So storied is Canada's post-colonial, immigration-driven history that it's almost become clichéd. From Heritage Minutes to civic mottos, ours is a country that embraces its immigrant past and future like no other.
Indeed, in recent years Canada has welcomed more than 250,000 foreign nationals annually looking to put down roots here. What's discussed less often is that as they build wealth, many of these newcomers eventually develop estate plans that bequeath inheritance to family members in their home countries.
In the same way, many other Canadians with loved ones who live abroad for personal or professional reasons also face overseas tax implications in their estate planning.
Gordon Jessup, a tax partner with the accounting firm Fuller Landau LLP in Toronto, says his firm has seen a steady uptick in requests for cross-border tax and estate-planning assistance, much of it relating to migration to and from the United States.
"You may have a person who is a U.S. citizen who has to consider U.S. gift and estate tax issues," he explains. "We're also seeing individuals planning their estate understanding that a beneficiary may one day move to the U.S."
Whatever the circumstances, Canadian citizens or permanent residents who plan to leave an inheritance to loved ones abroad face the same challenge: how to begin navigating the divergent system of international estate and tax laws, particularly when considering that each country has its own set of tax and compliance obligations.
The good news is that international estate planning isn't as difficult as it may seem. But it does require a pro-active approach. Mr. Jessup says the first step is to think globally and act locally.
"You need to consider the Canadian tax consequences and administration of those assets, as well as the foreign," he says.
While Canada does not have an inheritance or estate tax, there is a deemed disposition of an estate's assets at the time of death. At that point, a deceased individual's assets are assigned a fair-market value for the purpose of determining capital gains, or the difference in the assets' value from their acquisition to a deceased's passing.
The estate must then pay taxes on half of those realized capital gains at the applicable personal income-tax rate. Notably, an estate's executor must ensure the estate has paid all outstanding taxes and must receive a clearance certificate from the Canada Revenue Agency before disbursing assets to the will's beneficiaries, whether they live in Canada or elsewhere.
Mr. Jessup's advice is to seek the right help before developing an estate and tax planning strategy. "You're going to want to reach out to a professional, whether it's a lawyer or accountant, who's versed in estate planning in that [foreign] jurisdiction, so you get a brief education on the consequences to your beneficiary," Mr. Jessup advises.
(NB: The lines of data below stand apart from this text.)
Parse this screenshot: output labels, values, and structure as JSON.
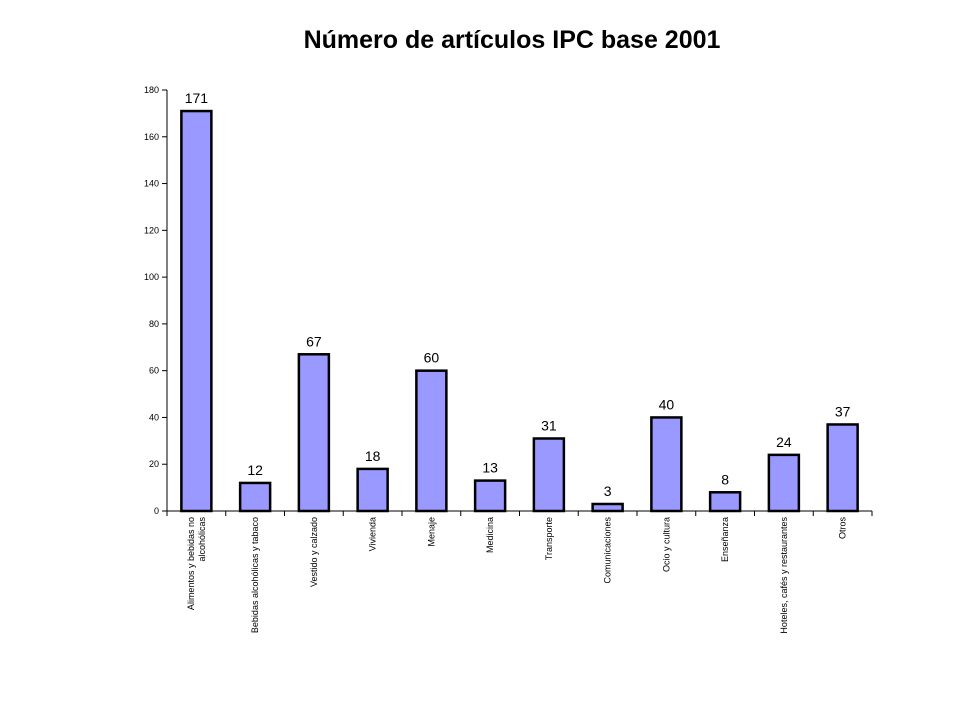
{
  "chart_data": {
    "type": "bar",
    "title": "Número de artículos IPC base 2001",
    "xlabel": "",
    "ylabel": "",
    "ylim": [
      0,
      180
    ],
    "yticks": [
      0,
      20,
      40,
      60,
      80,
      100,
      120,
      140,
      160,
      180
    ],
    "categories": [
      [
        "Alimentos y bebidas no",
        "alcohólicas"
      ],
      [
        "Bebidas alcohólicas y tabaco"
      ],
      [
        "Vestido y calzado"
      ],
      [
        "Vivienda"
      ],
      [
        "Menaje"
      ],
      [
        "Medicina"
      ],
      [
        "Transporte"
      ],
      [
        "Comunicaciones"
      ],
      [
        "Ocio y cultura"
      ],
      [
        "Enseñanza"
      ],
      [
        "Hoteles, cafés y restaurantes"
      ],
      [
        "Otros"
      ]
    ],
    "values": [
      171,
      12,
      67,
      18,
      60,
      13,
      31,
      3,
      40,
      8,
      24,
      37
    ],
    "grid": false,
    "legend": "none",
    "colors": {
      "bar_fill": "#9999ff",
      "bar_stroke": "#000000"
    }
  }
}
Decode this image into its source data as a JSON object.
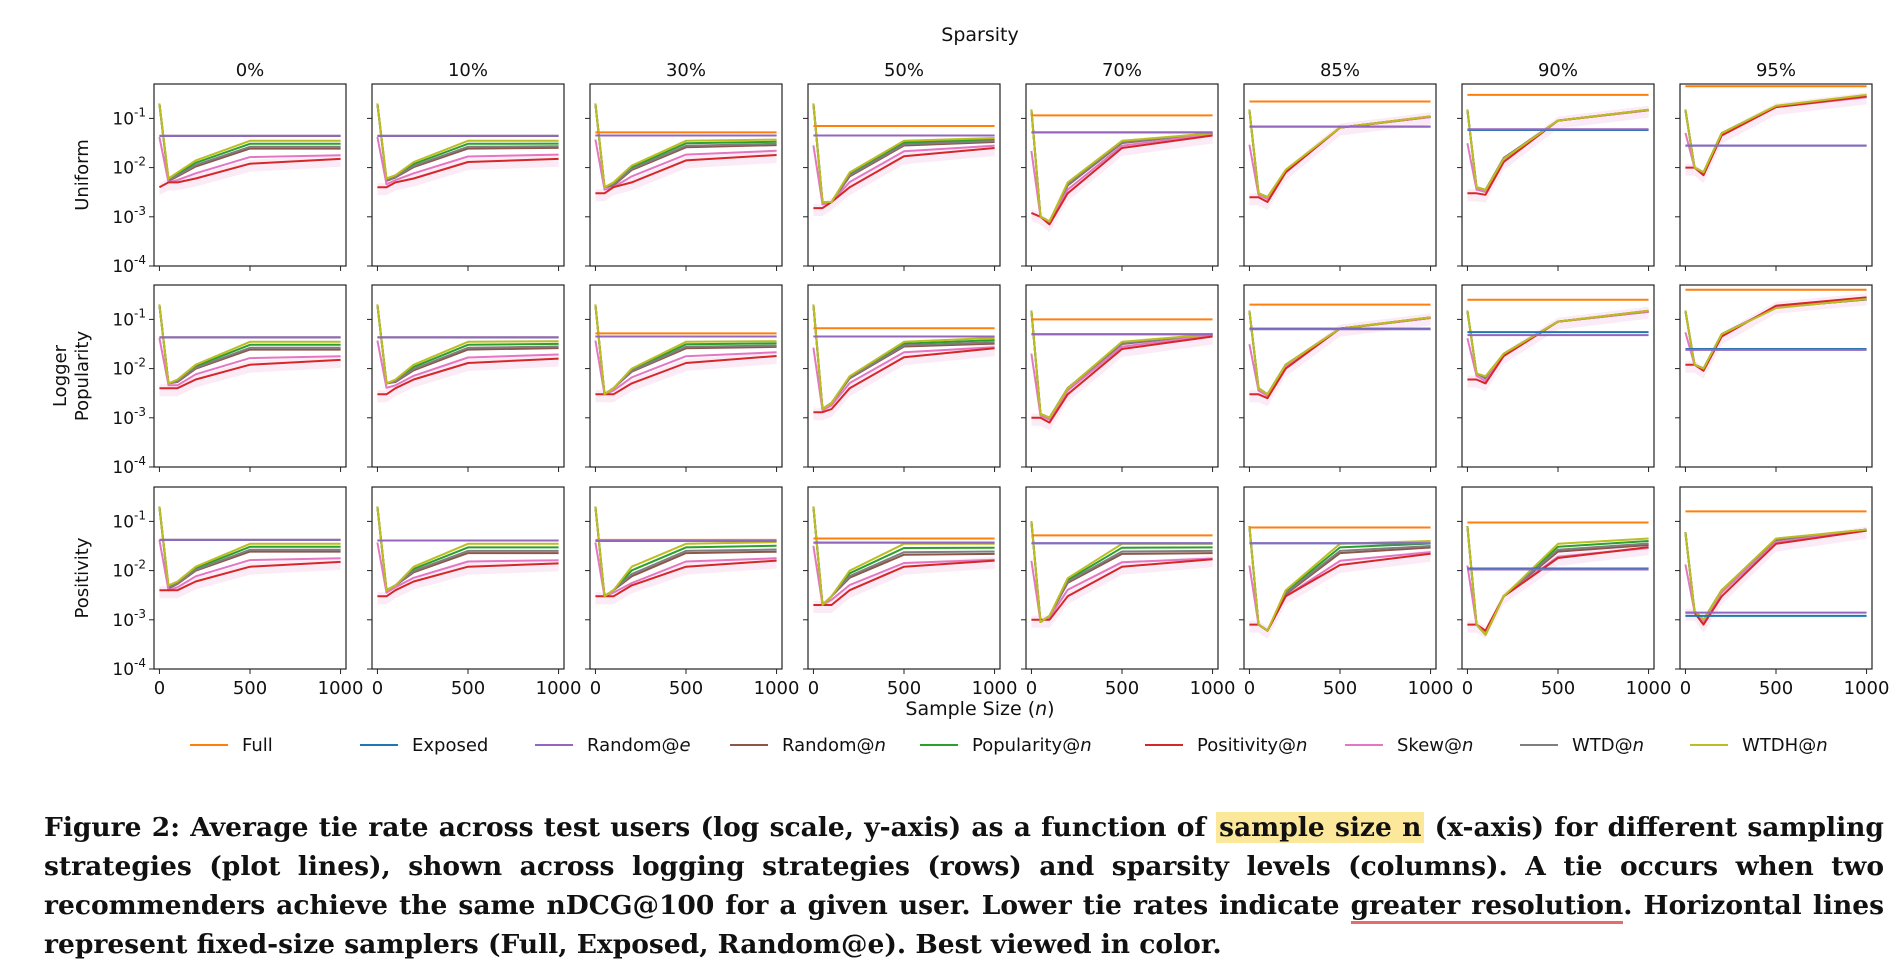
{
  "figure": {
    "suptitle": "Sparsity",
    "xlabel": "Sample Size (n)",
    "xlabel_prefix": "Sample Size (",
    "xlabel_var": "n",
    "xlabel_suffix": ")",
    "caption": {
      "label": "Figure 2:",
      "part1": "Average tie rate across test users (log scale, y-axis) as a function of",
      "highlight": "sample size n",
      "part2": "(x-axis) for different sampling strategies (plot lines), shown across logging strategies (rows) and sparsity levels (columns). A tie occurs when two recommenders achieve the same nDCG@100 for a given user. Lower tie rates indicate",
      "underline": "greater resolution",
      "part3": ". Horizontal lines represent fixed-size samplers (Full, Exposed, Random@e). Best viewed in color."
    }
  },
  "chart_data": {
    "type": "line",
    "yscale": "log",
    "ylim": [
      0.0001,
      0.5
    ],
    "xlim": [
      -30,
      1030
    ],
    "x": [
      0,
      50,
      100,
      200,
      500,
      1000
    ],
    "x_ticks": [
      "0",
      "500",
      "1000"
    ],
    "y_ticks": [
      "10^-1",
      "10^-2",
      "10^-3",
      "10^-4"
    ],
    "columns": [
      "0%",
      "10%",
      "30%",
      "50%",
      "70%",
      "85%",
      "90%",
      "95%"
    ],
    "rows": [
      {
        "label_lines": [
          "Uniform"
        ]
      },
      {
        "label_lines": [
          "Logger",
          "Popularity"
        ]
      },
      {
        "label_lines": [
          "Positivity"
        ]
      }
    ],
    "series": [
      {
        "name": "Full",
        "label": "Full",
        "italic": "",
        "color": "#ff7f0e"
      },
      {
        "name": "Exposed",
        "label": "Exposed",
        "italic": "",
        "color": "#1f77b4"
      },
      {
        "name": "Random@e",
        "label": "Random@",
        "italic": "e",
        "color": "#9467bd"
      },
      {
        "name": "Random@n",
        "label": "Random@",
        "italic": "n",
        "color": "#8c564b"
      },
      {
        "name": "Popularity@n",
        "label": "Popularity@",
        "italic": "n",
        "color": "#2ca02c"
      },
      {
        "name": "Positivity@n",
        "label": "Positivity@",
        "italic": "n",
        "color": "#d62728"
      },
      {
        "name": "Skew@n",
        "label": "Skew@",
        "italic": "n",
        "color": "#e377c2"
      },
      {
        "name": "WTD@n",
        "label": "WTD@",
        "italic": "n",
        "color": "#7f7f7f"
      },
      {
        "name": "WTDH@n",
        "label": "WTDH@",
        "italic": "n",
        "color": "#bcbd22"
      }
    ],
    "horizontal": [
      [
        [
          0.044,
          0.044,
          0.044
        ],
        [
          0.044,
          0.044,
          0.044
        ],
        [
          0.052,
          0.045,
          0.045
        ],
        [
          0.07,
          0.045,
          0.045
        ],
        [
          0.115,
          0.052,
          0.052
        ],
        [
          0.22,
          0.068,
          0.068
        ],
        [
          0.3,
          0.058,
          0.06
        ],
        [
          0.45,
          0.028,
          0.028
        ]
      ],
      [
        [
          0.043,
          0.043,
          0.043
        ],
        [
          0.043,
          0.043,
          0.043
        ],
        [
          0.052,
          0.045,
          0.045
        ],
        [
          0.066,
          0.045,
          0.045
        ],
        [
          0.1,
          0.05,
          0.05
        ],
        [
          0.2,
          0.065,
          0.063
        ],
        [
          0.25,
          0.055,
          0.048
        ],
        [
          0.4,
          0.025,
          0.024
        ]
      ],
      [
        [
          0.042,
          0.042,
          0.042
        ],
        [
          0.041,
          0.041,
          0.041
        ],
        [
          0.042,
          0.04,
          0.04
        ],
        [
          0.045,
          0.037,
          0.037
        ],
        [
          0.052,
          0.036,
          0.036
        ],
        [
          0.075,
          0.036,
          0.036
        ],
        [
          0.095,
          0.011,
          0.0105
        ],
        [
          0.16,
          0.0012,
          0.0014
        ]
      ]
    ],
    "curves": [
      [
        [
          [
            0.2,
            0.006,
            0.008,
            0.014,
            0.035,
            0.035
          ],
          [
            0.004,
            0.005,
            0.005,
            0.006,
            0.012,
            0.015
          ],
          [
            0.2,
            0.005,
            0.006,
            0.009,
            0.02,
            0.02
          ]
        ],
        [
          [
            0.2,
            0.006,
            0.007,
            0.013,
            0.035,
            0.035
          ],
          [
            0.004,
            0.004,
            0.005,
            0.006,
            0.013,
            0.015
          ],
          [
            0.2,
            0.005,
            0.006,
            0.009,
            0.02,
            0.021
          ]
        ],
        [
          [
            0.2,
            0.004,
            0.005,
            0.011,
            0.035,
            0.037
          ],
          [
            0.003,
            0.003,
            0.004,
            0.005,
            0.014,
            0.018
          ],
          [
            0.2,
            0.004,
            0.004,
            0.008,
            0.022,
            0.025
          ]
        ],
        [
          [
            0.2,
            0.002,
            0.002,
            0.008,
            0.035,
            0.04
          ],
          [
            0.0015,
            0.0015,
            0.002,
            0.004,
            0.017,
            0.025
          ],
          [
            0.2,
            0.002,
            0.002,
            0.006,
            0.025,
            0.03
          ]
        ],
        [
          [
            0.15,
            0.001,
            0.0008,
            0.005,
            0.035,
            0.05
          ],
          [
            0.0012,
            0.001,
            0.0007,
            0.003,
            0.025,
            0.045
          ],
          [
            0.15,
            0.001,
            0.0008,
            0.004,
            0.03,
            0.05
          ]
        ],
        [
          [
            0.15,
            0.003,
            0.0025,
            0.009,
            0.065,
            0.11
          ],
          [
            0.0025,
            0.0025,
            0.002,
            0.008,
            0.065,
            0.11
          ],
          [
            0.15,
            0.003,
            0.0025,
            0.008,
            0.065,
            0.105
          ]
        ],
        [
          [
            0.15,
            0.004,
            0.0035,
            0.015,
            0.09,
            0.15
          ],
          [
            0.003,
            0.003,
            0.0028,
            0.013,
            0.09,
            0.15
          ],
          [
            0.15,
            0.004,
            0.0035,
            0.016,
            0.09,
            0.145
          ]
        ],
        [
          [
            0.15,
            0.01,
            0.008,
            0.05,
            0.18,
            0.3
          ],
          [
            0.01,
            0.01,
            0.007,
            0.045,
            0.17,
            0.28
          ],
          [
            0.15,
            0.01,
            0.008,
            0.05,
            0.17,
            0.26
          ]
        ]
      ],
      [
        [
          [
            0.2,
            0.005,
            0.006,
            0.012,
            0.035,
            0.035
          ],
          [
            0.004,
            0.004,
            0.004,
            0.006,
            0.012,
            0.015
          ],
          [
            0.2,
            0.005,
            0.005,
            0.009,
            0.02,
            0.02
          ]
        ],
        [
          [
            0.2,
            0.005,
            0.006,
            0.012,
            0.035,
            0.036
          ],
          [
            0.003,
            0.003,
            0.004,
            0.006,
            0.013,
            0.016
          ],
          [
            0.2,
            0.005,
            0.005,
            0.008,
            0.02,
            0.022
          ]
        ],
        [
          [
            0.2,
            0.003,
            0.004,
            0.01,
            0.035,
            0.036
          ],
          [
            0.003,
            0.003,
            0.003,
            0.005,
            0.013,
            0.018
          ],
          [
            0.2,
            0.003,
            0.004,
            0.008,
            0.022,
            0.024
          ]
        ],
        [
          [
            0.2,
            0.0015,
            0.002,
            0.007,
            0.035,
            0.042
          ],
          [
            0.0013,
            0.0013,
            0.0015,
            0.004,
            0.017,
            0.026
          ],
          [
            0.2,
            0.0015,
            0.002,
            0.006,
            0.025,
            0.028
          ]
        ],
        [
          [
            0.15,
            0.0012,
            0.001,
            0.004,
            0.035,
            0.05
          ],
          [
            0.001,
            0.001,
            0.0008,
            0.003,
            0.025,
            0.045
          ],
          [
            0.15,
            0.0012,
            0.001,
            0.004,
            0.03,
            0.05
          ]
        ],
        [
          [
            0.15,
            0.004,
            0.003,
            0.012,
            0.065,
            0.11
          ],
          [
            0.003,
            0.003,
            0.0025,
            0.01,
            0.065,
            0.11
          ],
          [
            0.15,
            0.004,
            0.003,
            0.012,
            0.065,
            0.105
          ]
        ],
        [
          [
            0.15,
            0.008,
            0.007,
            0.02,
            0.09,
            0.15
          ],
          [
            0.006,
            0.006,
            0.005,
            0.018,
            0.09,
            0.15
          ],
          [
            0.15,
            0.008,
            0.006,
            0.02,
            0.09,
            0.14
          ]
        ],
        [
          [
            0.15,
            0.012,
            0.01,
            0.05,
            0.17,
            0.26
          ],
          [
            0.012,
            0.012,
            0.009,
            0.045,
            0.19,
            0.28
          ],
          [
            0.15,
            0.012,
            0.01,
            0.05,
            0.18,
            0.25
          ]
        ]
      ],
      [
        [
          [
            0.2,
            0.005,
            0.006,
            0.012,
            0.035,
            0.035
          ],
          [
            0.004,
            0.004,
            0.004,
            0.006,
            0.012,
            0.015
          ],
          [
            0.2,
            0.004,
            0.005,
            0.009,
            0.02,
            0.02
          ]
        ],
        [
          [
            0.2,
            0.004,
            0.005,
            0.012,
            0.035,
            0.035
          ],
          [
            0.003,
            0.003,
            0.004,
            0.006,
            0.012,
            0.014
          ],
          [
            0.2,
            0.004,
            0.005,
            0.008,
            0.018,
            0.018
          ]
        ],
        [
          [
            0.2,
            0.003,
            0.004,
            0.012,
            0.035,
            0.038
          ],
          [
            0.003,
            0.003,
            0.003,
            0.005,
            0.012,
            0.016
          ],
          [
            0.2,
            0.003,
            0.004,
            0.006,
            0.018,
            0.019
          ]
        ],
        [
          [
            0.2,
            0.002,
            0.003,
            0.01,
            0.035,
            0.035
          ],
          [
            0.002,
            0.002,
            0.002,
            0.004,
            0.012,
            0.016
          ],
          [
            0.2,
            0.002,
            0.003,
            0.006,
            0.016,
            0.017
          ]
        ],
        [
          [
            0.1,
            0.0009,
            0.0012,
            0.007,
            0.035,
            0.035
          ],
          [
            0.001,
            0.001,
            0.001,
            0.003,
            0.012,
            0.017
          ],
          [
            0.1,
            0.0009,
            0.0012,
            0.005,
            0.017,
            0.018
          ]
        ],
        [
          [
            0.08,
            0.0008,
            0.0006,
            0.004,
            0.035,
            0.04
          ],
          [
            0.0008,
            0.0008,
            0.0006,
            0.003,
            0.013,
            0.022
          ],
          [
            0.08,
            0.0008,
            0.0006,
            0.003,
            0.018,
            0.025
          ]
        ],
        [
          [
            0.08,
            0.0008,
            0.0005,
            0.003,
            0.035,
            0.045
          ],
          [
            0.0008,
            0.0008,
            0.0006,
            0.003,
            0.018,
            0.03
          ],
          [
            0.08,
            0.0008,
            0.0005,
            0.003,
            0.02,
            0.028
          ]
        ],
        [
          [
            0.06,
            0.0015,
            0.001,
            0.004,
            0.045,
            0.068
          ],
          [
            0.0014,
            0.0014,
            0.0008,
            0.003,
            0.035,
            0.065
          ],
          [
            0.06,
            0.0015,
            0.001,
            0.004,
            0.04,
            0.068
          ]
        ]
      ]
    ]
  }
}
That includes drafting a will compliant with laws in your Canadian province, then having it vetted by a lawyer in the jurisdiction where any potential overseas beneficiaries reside to help avoid non-compliance issues, says Allan Madan of Madan Chartered Accountant in Mississauga.
Some countries don't have inheritance, gift or estate taxes, while others – notably the United States – maintain tax treaties with Canada designed to prevent double taxation.
"The general concept is, if the tax has been paid in one country already, then tax should not be paid in the other country on that same source of income," Mr. Madan explains.
When making estate plans with overseas implications, Canadians "need to check the domestic law of that foreign country, but also whether there is any relief available for them in a tax treaty that Canada has with that country."
In the case of a Canadian leaving assets to a U.S. relative, for example, the real issue is on the Canadian side of the border, according to David Kuenzi, a partner at Thun Financial Advisors in Madison, Wis. If the Canadian resident is also an American citizen, she may be subject to U.S. estate tax, in addition to Canadian capital-gains taxes.
But because the lifetime exemption on the 40-per-cent U.S. estate tax is $11.2-million per individual – $22.4-million for a married couple – only the ultrawealthy will generally be required to pay it.
"There are also simple ways to extend that exemption with some basic planning," Mr. Kuenzi adds. "If you're facing U.S. estate tax, you'd be able to anticipate that. You could fund life insurance trusts [for beneficiaries], for example, or begin gifting assets."
Bequeathing assets to beneficiaries in jurisdictions farther afield should be dealt with on a case-by-case basis, he cautions.
Take China, for example. The country has neither an estate nor a gift tax, making the transfer of wealth across borders relatively straightforward.
When dealing with the European Union, however, matters become more complicated. Spain, Germany, the United Kingdom and Italy all have inheritance taxes, but at wildly different levels, he says.
A beneficiary residing in Germany would be required to pay tax on any inherited assets based on the recipient's income, and subject to a graduated scale of exemptions. In Spain, a beneficiary would face similar obligations, and also face an effective maximum inheritance tax rate as high as a whopping 81.6 per cent on the bequeathed amount. In Italy, it's a relatively paltry maximum tax hit of 8 per cent.
"Every country has different rules," says Mr. Kuenzi.
His advice: "If you have family members in the EU, before you write someone into your will, find out what the implications are."